Sesungguhnya Allah Maha Mendengar, Maha Melihat.” (QS. Al-Mujādalah: 1)
Al-Hakim meriwayatkan hadis dan
mensahihkannya dari Aisyah, ia berkata, “Mahatinggi Dzat yang
pendengarannya-Nya mencakup segala sesuatu. Sesungguhnya aku mendengar ucapan
Khaulah binti Tsa’labah dan perkataan itu tidak diketahui oleh sebagian orang.
Ia mengadukan suaminya kepada Rasulullah saw dan mengatakan, “Wahai Rasulullah,
suamiku telah memakan masa mudaku dan aku menyayangi anaknya sampai ketika aku
sudah tua dan sudah tidak bisa lagi memiliki anak, ia pun menziharku.

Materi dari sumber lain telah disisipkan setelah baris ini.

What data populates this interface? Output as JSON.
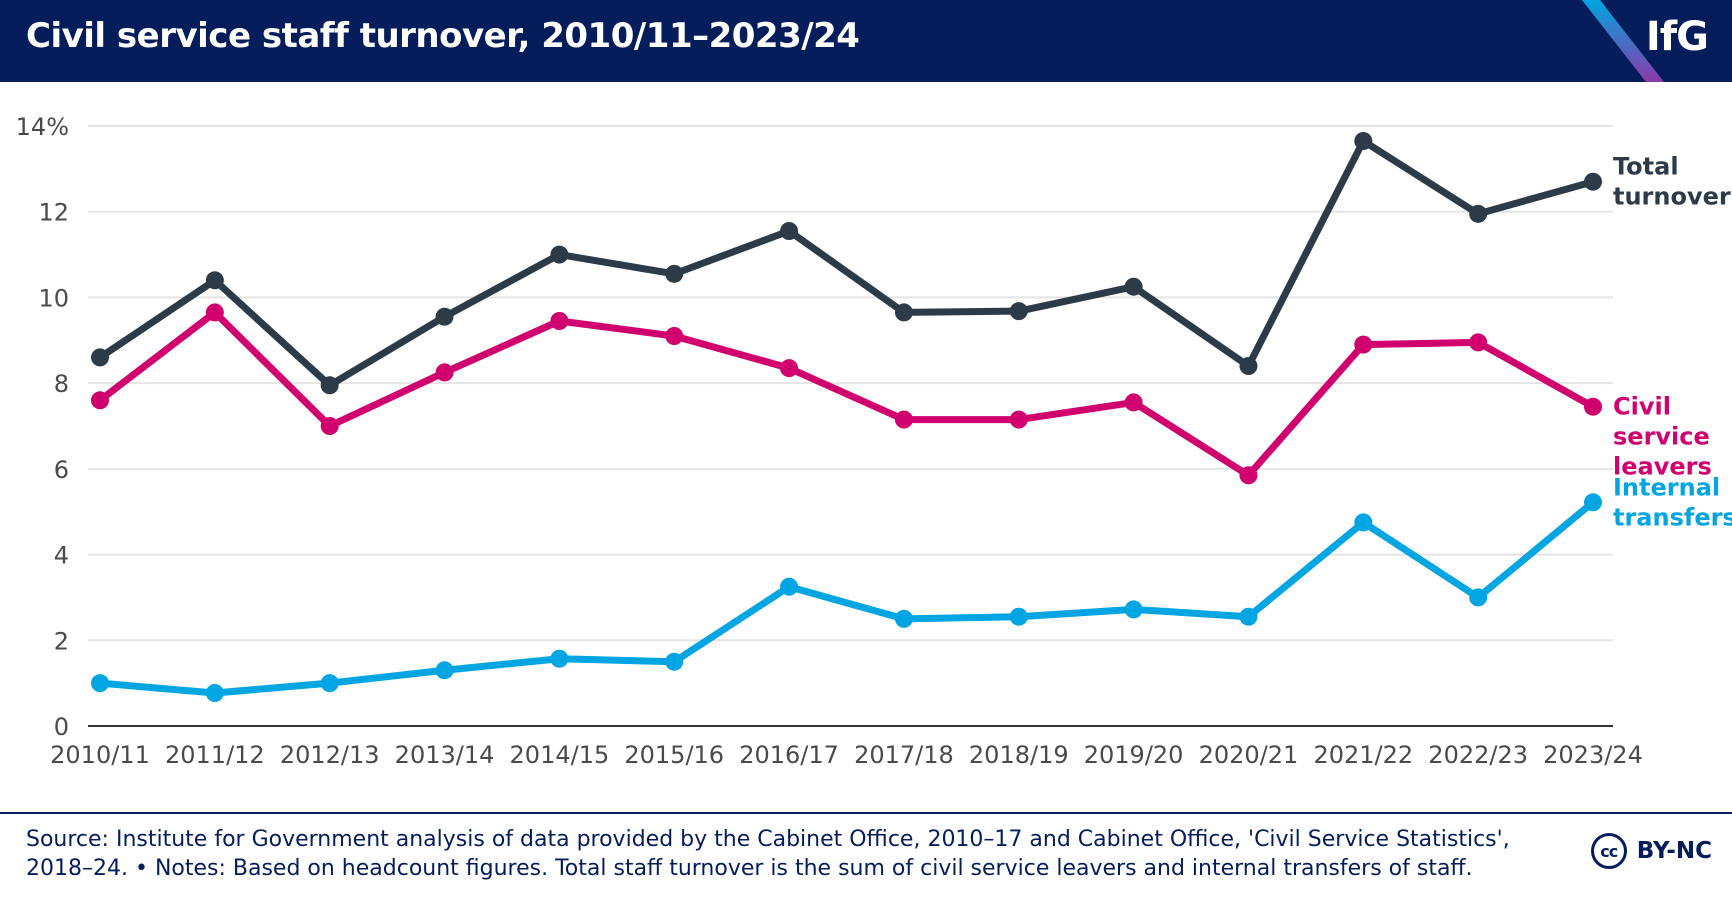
{
  "header": {
    "title": "Civil service staff turnover, 2010/11–2023/24",
    "logo": "IfG"
  },
  "colors": {
    "header_bg": "#061d5c",
    "total": "#2d3a48",
    "leavers": "#d1006f",
    "transfers": "#00a5e1",
    "grid": "#e4e4e4",
    "axis_text": "#4a4a4a"
  },
  "chart_data": {
    "type": "line",
    "title": "Civil service staff turnover, 2010/11–2023/24",
    "xlabel": "",
    "ylabel": "",
    "ylim": [
      0,
      14
    ],
    "yticks": [
      {
        "value": 0,
        "label": "0"
      },
      {
        "value": 2,
        "label": "2"
      },
      {
        "value": 4,
        "label": "4"
      },
      {
        "value": 6,
        "label": "6"
      },
      {
        "value": 8,
        "label": "8"
      },
      {
        "value": 10,
        "label": "10"
      },
      {
        "value": 12,
        "label": "12"
      },
      {
        "value": 14,
        "label": "14%"
      }
    ],
    "grid": true,
    "categories": [
      "2010/11",
      "2011/12",
      "2012/13",
      "2013/14",
      "2014/15",
      "2015/16",
      "2016/17",
      "2017/18",
      "2018/19",
      "2019/20",
      "2020/21",
      "2021/22",
      "2022/23",
      "2023/24"
    ],
    "series": [
      {
        "key": "total",
        "name": "Total turnover",
        "label_lines": [
          "Total",
          "turnover"
        ],
        "color": "#2d3a48",
        "values": [
          8.6,
          10.4,
          7.95,
          9.55,
          11.0,
          10.55,
          11.55,
          9.65,
          9.68,
          10.25,
          8.4,
          13.65,
          11.95,
          12.7
        ]
      },
      {
        "key": "leavers",
        "name": "Civil service leavers",
        "label_lines": [
          "Civil",
          "service",
          "leavers"
        ],
        "color": "#d1006f",
        "values": [
          7.6,
          9.65,
          7.0,
          8.25,
          9.45,
          9.1,
          8.35,
          7.15,
          7.15,
          7.55,
          5.85,
          8.9,
          8.95,
          7.45
        ]
      },
      {
        "key": "transfers",
        "name": "Internal transfers",
        "label_lines": [
          "Internal",
          "transfers"
        ],
        "color": "#00a5e1",
        "values": [
          1.0,
          0.77,
          1.0,
          1.3,
          1.57,
          1.5,
          3.25,
          2.5,
          2.55,
          2.72,
          2.55,
          4.75,
          3.0,
          5.22
        ]
      }
    ]
  },
  "footer": {
    "source": "Source: Institute for Government analysis of data provided by the Cabinet Office, 2010–17 and Cabinet Office, 'Civil Service Statistics', 2018–24. • Notes: Based on headcount figures. Total staff turnover is the sum of civil service leavers and internal transfers of staff.",
    "license_icon": "cc",
    "license": "BY-NC"
  }
}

Ya Allah,
sungguh aku mengadukan hal ini kepada-Mu.” Khaulah binti Tsa’labah terus
menerus mengatakan demikian hingga Jibril turun dengan membawa ayat-ayat
berikut, “Sungguh, Allah telah mendengar ucapan perempuan yang mengajukan
gugatan kepadamu (Muhammad) tentang suaminya.” Suaminya adalah Aus bin
Shamit.”
Ayat ini turun ketika Khaulah binti
Tsa‘labah datang mengadu kepada Rasulullah saw tentang suaminya yang
menziharnya (menyerupakannya dengan ibunya). Dari sini tampak bahwa ayat turun
sebagai respons terhadap persoalan nyata masyarakat.
C. Pentingnya
Memahami Asbāb an-Nuzūl
- Menjelaskan konteks hukum dan
makna ayat.
Banyak ayat hukum dalam Al-Qur’an
turun karena peristiwa tertentu. Misalnya, ayat tentang khamr (QS. Al-Māidah:
90–91) turun secara bertahap agar masyarakat tidak kaget meninggalkan kebiasaan
lama.
يَـٰٓأَيُّهَا ٱلَّذِينَ
ءَامَنُوٓا۟ إِنَّمَا ٱلْخَمْرُ وَٱلْمَيْسِرُ وَٱلْأَنصَابُ وَٱلْأَزْلَـٰمُ
رِجْسٌۭ مِّنْ عَمَلِ ٱلشَّيْطَـٰنِ فَٱجْتَنِبُوهُ لَعَلَّكُمْ تُفْلِحُونَ ٩٠
Wahai orang-orang yang beriman!
Sesungguhnya minuman keras, berjudi, (berkurban untuk) berhala, dan mengundi
nasib dengan anak panah, adalah perbuatan keji dan termasuk perbuatan setan.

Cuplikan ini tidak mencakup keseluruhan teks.